As baterias tradicionais dependem de processos eletroquímicos explorados há mais de dois séculos. As baterias quânticas, por outro lado, aproveitam efeitos quânticos para entregar energia mais rápido e com maior controle, segundo Dario Ferraro, professor associado de física na Universidade de Génova, Itália. O protótipo de Quach utiliza uma microcavidade óptica com dois espelhos separados por 100nm, preenchida com moléculas de corante orgânico. Um laser cria estados híbridos luz-matéria, permitindo a superabsorção, onde as moléculas agem em uníssono.
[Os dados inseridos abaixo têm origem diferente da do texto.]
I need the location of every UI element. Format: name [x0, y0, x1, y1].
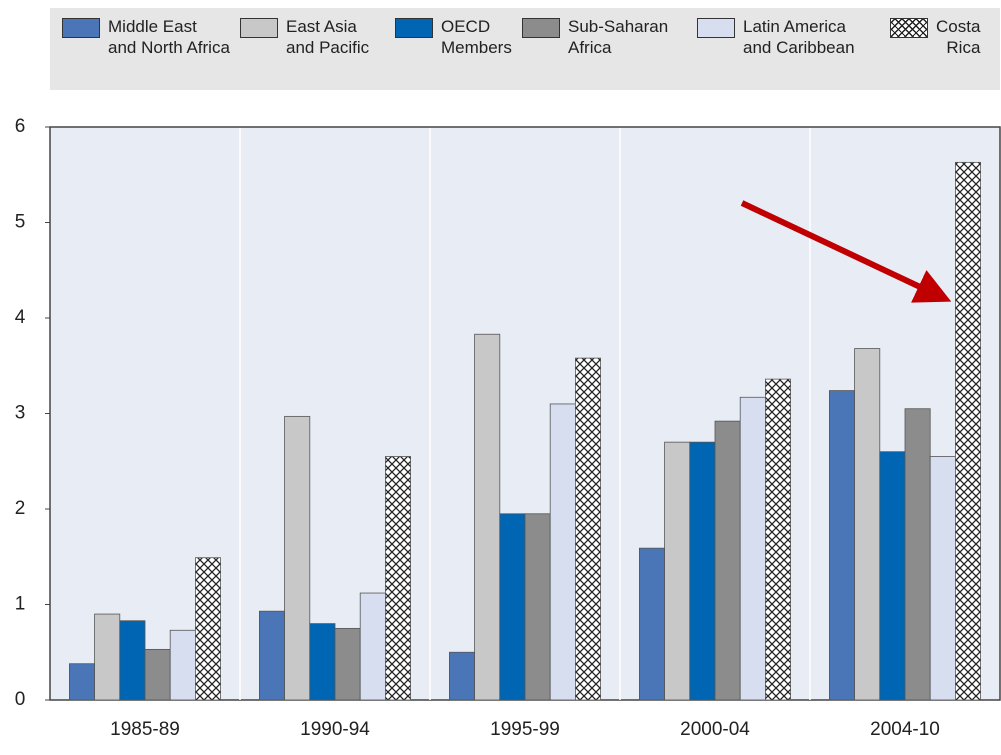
bar: [194, 557, 221, 701]
y-tick-label: 2: [15, 498, 26, 519]
bar: [284, 415, 311, 701]
legend-item: Latin America and Caribbean: [697, 16, 855, 58]
legend-item: OECD Members: [395, 16, 512, 58]
bar: [765, 378, 792, 701]
y-tick-label: 3: [15, 403, 26, 424]
bar: [904, 408, 931, 701]
legend-label: Middle East and North Africa: [108, 17, 230, 57]
bar: [524, 513, 551, 701]
bar: [258, 610, 285, 701]
bar: [739, 396, 766, 701]
x-tick-label: 1995-99: [490, 719, 560, 740]
x-tick-label: 2000-04: [680, 719, 750, 740]
bar: [499, 513, 526, 701]
bar: [714, 420, 741, 701]
legend-item: Costa Rica: [890, 16, 980, 58]
bar: [575, 357, 602, 701]
bar: [334, 627, 361, 701]
legend-item: Sub-Saharan Africa: [522, 16, 668, 58]
legend-label: OECD Members: [441, 17, 512, 57]
y-tick-label: 1: [15, 594, 26, 615]
bar: [448, 651, 475, 701]
legend-item: Middle East and North Africa: [62, 16, 230, 58]
bar: [879, 451, 906, 701]
bar: [309, 623, 336, 701]
legend-label: East Asia and Pacific: [286, 17, 370, 57]
legend-swatch: [890, 18, 928, 38]
bar: [119, 620, 146, 701]
bar: [664, 441, 691, 701]
legend-swatch: [62, 18, 100, 38]
bar: [689, 441, 716, 701]
y-tick-label: 5: [15, 212, 26, 233]
bar: [829, 390, 856, 701]
bar: [549, 403, 576, 701]
legend-item: East Asia and Pacific: [240, 16, 369, 58]
legend-swatch: [522, 18, 560, 38]
y-tick-label: 4: [15, 307, 26, 328]
legend-swatch: [240, 18, 278, 38]
bar: [169, 629, 196, 701]
bar: [474, 333, 501, 701]
legend-label: Costa Rica: [936, 17, 981, 57]
bar: [69, 663, 96, 701]
x-tick-label: 2004-10: [870, 719, 940, 740]
bar: [359, 592, 386, 701]
y-tick-label: 6: [15, 116, 26, 137]
legend-swatch: [395, 18, 433, 38]
x-tick-label: 1990-94: [300, 719, 370, 740]
legend-label: Sub-Saharan Africa: [568, 17, 669, 57]
bar: [144, 648, 171, 701]
legend: Middle East and North Africa East Asia an…: [50, 8, 1000, 90]
annotation-arrow: [740, 200, 952, 303]
legend-swatch: [697, 18, 735, 38]
bar: [854, 348, 881, 701]
legend-label: Latin America and Caribbean: [743, 17, 855, 57]
bar: [639, 547, 666, 701]
bar: [929, 456, 956, 701]
bar: [955, 161, 982, 701]
bar: [94, 613, 121, 701]
x-tick-label: 1985-89: [110, 719, 180, 740]
y-tick-label: 0: [15, 689, 26, 710]
bar: [384, 456, 411, 701]
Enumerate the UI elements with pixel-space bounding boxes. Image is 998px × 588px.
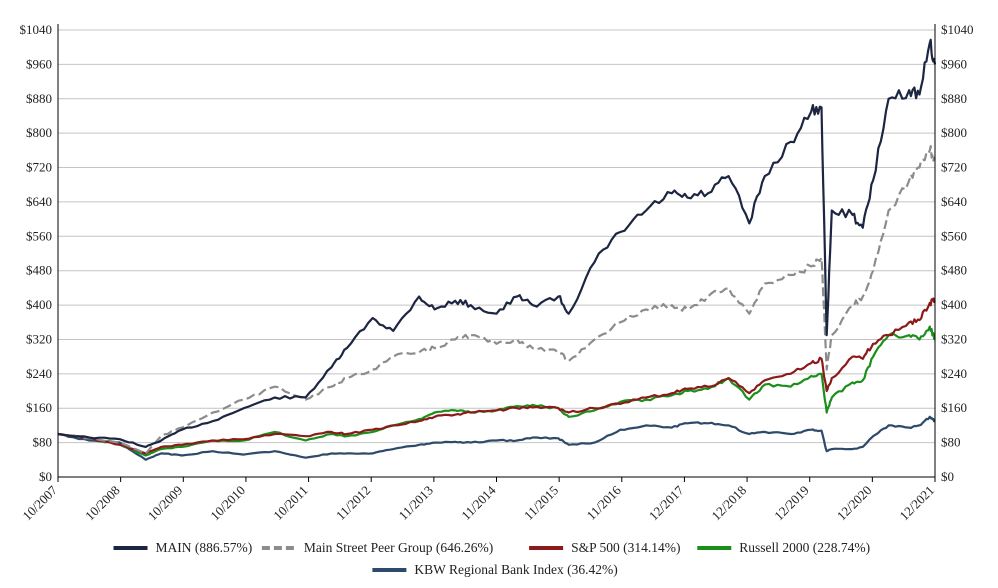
- axes: [57, 24, 936, 478]
- y-tick-label-right: $880: [941, 91, 967, 106]
- legend-label: KBW Regional Bank Index (36.42%): [414, 562, 617, 577]
- series-line-kbw-regional-bank-index: [57, 415, 936, 461]
- legend-label: MAIN (886.57%): [156, 540, 253, 555]
- series-line-s-p-500: [57, 297, 936, 455]
- y-axis-right-ticks: $0 $80 $160 $240 $320 $400 $480 $560 $640 $720 $80…: [941, 22, 974, 484]
- y-tick-label-left: $880: [26, 91, 52, 106]
- x-tick-label: 12/2020: [834, 483, 875, 524]
- y-tick-label-left: $160: [26, 400, 52, 415]
- legend-label: Russell 2000 (228.74%): [739, 540, 870, 555]
- x-tick-label: 11/2015: [521, 483, 561, 523]
- y-tick-label-right: $80: [941, 435, 961, 450]
- y-tick-label-left: $560: [26, 228, 52, 243]
- y-tick-label-left: $720: [26, 160, 52, 175]
- legend-label: S&P 500 (314.14%): [571, 540, 680, 555]
- y-tick-label-right: $160: [941, 400, 967, 415]
- series-line-russell-2000: [57, 325, 936, 457]
- y-tick-label-left: $80: [33, 435, 53, 450]
- y-tick-label-right: $720: [941, 160, 967, 175]
- x-tick-label: 11/2016: [584, 482, 625, 523]
- x-tick-label: 12/2018: [708, 483, 749, 524]
- gridlines: [58, 29, 935, 444]
- y-tick-label-right: $800: [941, 125, 967, 140]
- y-tick-label-left: $0: [39, 469, 52, 484]
- x-tick-label: 10/2010: [207, 483, 248, 524]
- y-tick-label-right: $960: [941, 56, 967, 71]
- y-tick-label-right: $320: [941, 331, 967, 346]
- x-tick-label: 12/2021: [896, 483, 937, 524]
- series-line-main-street-peer-group: [57, 145, 936, 455]
- x-tick-label: 12/2017: [646, 482, 687, 523]
- y-tick-label-left: $640: [26, 194, 52, 209]
- y-tick-label-right: $480: [941, 263, 967, 278]
- y-tick-label-left: $960: [26, 56, 52, 71]
- legend: MAIN (886.57%) Main Street Peer Group (64…: [113, 540, 870, 577]
- x-tick-label: 11/2014: [458, 482, 499, 523]
- series-line-main: [57, 38, 937, 448]
- x-tick-label: 11/2013: [396, 483, 436, 523]
- x-tick-label: 11/2012: [333, 483, 373, 523]
- y-tick-label-left: $240: [26, 366, 52, 381]
- x-tick-label: 10/2009: [145, 483, 186, 524]
- y-tick-label-right: $1040: [941, 22, 974, 37]
- x-tick-label: 10/2011: [270, 483, 310, 523]
- y-tick-label-right: $640: [941, 194, 967, 209]
- y-tick-label-right: $0: [941, 469, 954, 484]
- x-tick-label: 10/2007: [19, 482, 60, 523]
- x-tick-label: 12/2019: [771, 483, 812, 524]
- series-lines: [57, 38, 937, 461]
- y-tick-label-left: $320: [26, 331, 52, 346]
- x-axis-ticks: 10/2007 10/2008 10/2009 10/2010 10/2011 11/20…: [19, 477, 937, 523]
- y-tick-label-left: $400: [26, 297, 52, 312]
- y-tick-label-left: $480: [26, 263, 52, 278]
- x-tick-label: 10/2008: [82, 483, 123, 524]
- y-tick-label-right: $240: [941, 366, 967, 381]
- y-tick-label-right: $400: [941, 297, 967, 312]
- y-tick-label-left: $800: [26, 125, 52, 140]
- y-tick-label-right: $560: [941, 228, 967, 243]
- legend-label: Main Street Peer Group (646.26%): [304, 540, 493, 555]
- y-axis-left-ticks: $0 $80 $160 $240 $320 $400 $480 $560 $640 $720 $80…: [20, 22, 53, 484]
- y-tick-label-left: $1040: [20, 22, 53, 37]
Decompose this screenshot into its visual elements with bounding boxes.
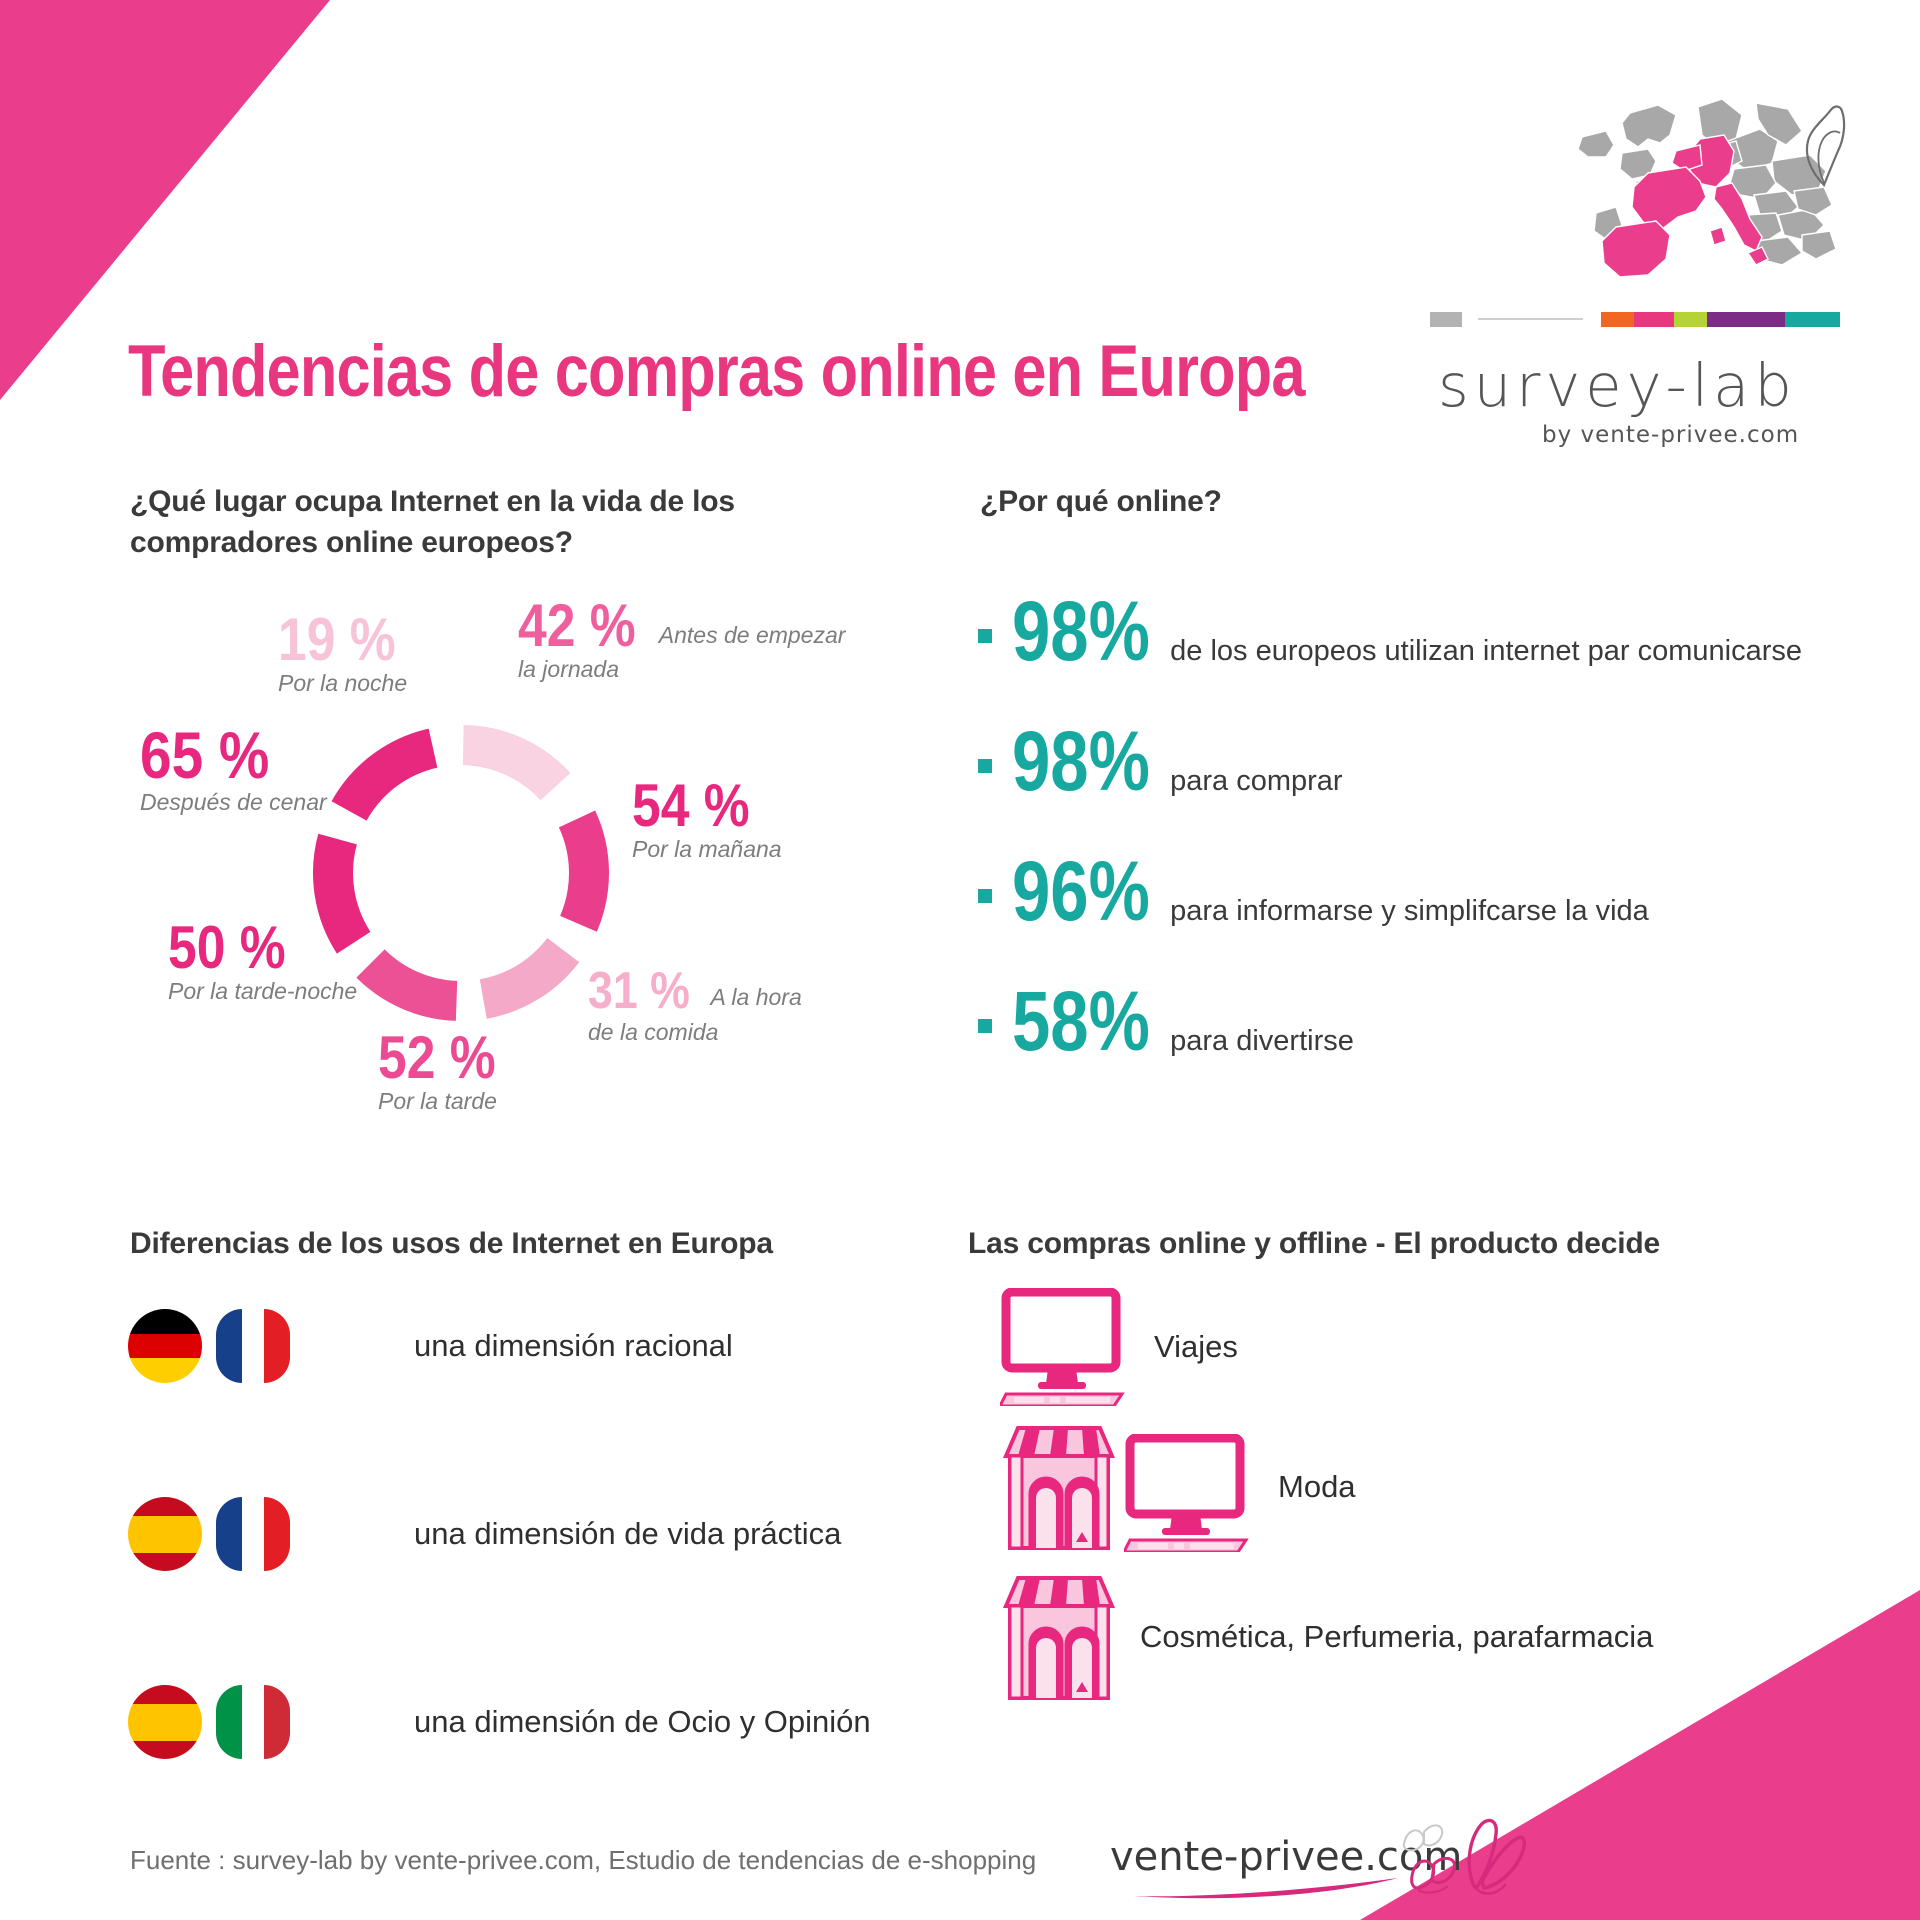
donut-label-por-la-tarde-noche: 50 % Por la tarde-noche [168,914,358,1005]
list-item: una dimensión racional [128,1300,888,1392]
legend-swatch-pink [1634,311,1674,327]
difference-label: una dimensión de vida práctica [414,1516,842,1551]
donut-chart [296,708,626,1038]
bullet-square-icon [978,1019,992,1033]
legend-grey-swatch [1430,311,1462,327]
flag-france-icon [216,1497,290,1571]
europe-map-icon [1430,95,1850,305]
stat-value: 98% [1012,714,1150,809]
bullet-square-icon [978,759,992,773]
list-item: una dimensión de Ocio y Opinión [128,1676,888,1768]
shop-icon [1002,1576,1116,1700]
monitor-icon [1124,1434,1249,1552]
stat-label: de los europeos utilizan internet par co… [1170,635,1803,667]
donut-label-por-la-manana: 54 % Por la mañana [632,772,782,863]
difference-label: una dimensión de Ocio y Opinión [414,1704,871,1739]
donut-label-a-la-hora-de-la-comida: 31 % A la hora de la comida [588,962,802,1045]
stat-value: 58% [1012,974,1150,1069]
page-title: Tendencias de compras online en Europa [128,331,1305,412]
butterfly-icon [1805,105,1846,187]
stat-value: 98% [1012,584,1150,679]
europe-map-svg [1577,98,1837,278]
donut-segment-19 [313,725,609,1021]
differences-list: una dimensión racional una dimensión de … [128,1300,888,1864]
heading-why-online: ¿Por qué online? [980,485,1222,518]
swoosh-underline-icon [1134,1878,1398,1899]
donut-label-por-la-tarde: 52 % Por la tarde [378,1024,497,1115]
flag-spain-icon [128,1497,202,1571]
product-label: Moda [1278,1469,1356,1504]
flag-pair [128,1309,318,1383]
donut-segment-31 [313,725,609,1021]
legend-swatch-teal [1785,311,1840,327]
products-list: Viajes [1000,1288,1820,1722]
survey-lab-wordmark: survey-lab [1438,351,1797,420]
flag-germany-icon [128,1309,202,1383]
product-icons [1000,1422,1252,1552]
product-label: Viajes [1154,1329,1238,1364]
list-item: una dimensión de vida práctica [128,1488,888,1580]
stat-row: 98% de los europeos utilizan internet pa… [978,588,1898,676]
flag-france-icon [216,1309,290,1383]
bullet-square-icon [978,629,992,643]
donut-chart-svg [313,725,609,1021]
list-item: Moda [1000,1422,1820,1552]
stat-value: 96% [1012,844,1150,939]
product-icons [1000,1572,1118,1702]
donut-label-despues-de-cenar: 65 % Después de cenar [140,718,327,815]
legend-swatch-lime [1674,311,1707,327]
donut-label-por-la-noche: 19 % Por la noche [278,606,408,697]
bullet-square-icon [978,889,992,903]
why-online-stats: 98% de los europeos utilizan internet pa… [978,588,1898,1108]
butterflies-icon [1402,1818,1526,1895]
stat-label: para informarse y simplifcarse la vida [1170,895,1649,927]
stat-row: 96% para informarse y simplifcarse la vi… [978,848,1898,936]
stat-row: 98% para comprar [978,718,1898,806]
list-item: Viajes [1000,1288,1820,1406]
stat-label: para divertirse [1170,1025,1354,1057]
survey-lab-tagline: by vente-privee.com [1542,422,1800,448]
shop-icon [1002,1426,1116,1550]
stat-label: para comprar [1170,765,1343,797]
brand-color-legend [1430,309,1850,329]
vente-privee-logo: vente-privee.com [1110,1818,1530,1910]
legend-swatch-purple [1707,311,1785,327]
survey-lab-logo: survey-lab by vente-privee.com [1430,95,1850,448]
legend-divider-line [1478,318,1583,320]
flag-italy-icon [216,1685,290,1759]
source-note: Fuente : survey-lab by vente-privee.com,… [130,1845,1037,1875]
stat-row: 58% para divertirse [978,978,1898,1066]
flag-pair [128,1685,318,1759]
heading-internet-place: ¿Qué lugar ocupa Internet en la vida de … [130,485,735,559]
flag-spain-icon [128,1685,202,1759]
product-icons [1000,1288,1128,1406]
monitor-icon [1000,1288,1125,1406]
product-label: Cosmética, Perfumeria, parafarmacia [1140,1619,1654,1654]
list-item: Cosmética, Perfumeria, parafarmacia [1000,1572,1820,1702]
difference-label: una dimensión racional [414,1328,733,1363]
heading-internet-differences: Diferencias de los usos de Internet en E… [130,1227,773,1260]
heading-products-decide: Las compras online y offline - El produc… [968,1227,1660,1260]
flag-pair [128,1497,318,1571]
legend-swatch-orange [1601,311,1634,327]
legend-color-swatches [1601,311,1840,327]
donut-label-antes-de-empezar: 42 % Antes de empezar la jornada [518,592,846,683]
Quanto mais moléculas estiverem presentes, mais rápida será a taxa de carregamento. O protótipo carregou em femtossegundos (quadriliões de segundo) e armazenou energia por nanossegundos. Embora o campo ainda esteja em seus estágios iniciais e os céticos questionem sua viabilidade no mundo real, os defensores sugerem que as baterias quânticas podem eventualmente alimentar computadores quânticos ou até mesmo dispositivos cotidianos como smartphones.

Entidades-chave: Empresas: Csiro | Pessoas: James Quach, Dario Ferraro | Locais: Austrália, Universidade de Génova, Itália

Perguntas frequentes: Como uma bateria quântica carrega mais rápido quando é maior?

As baterias quânticas usam a superabsorção, onde as moléculas agem em uníssono em vez de individualmente. Quanto mais moléculas (maior a bateria), mais rápida é a taxa coletiva de absorção de energia, invertendo a regra clássica que afirma que baterias maiores carregam mais lentamente.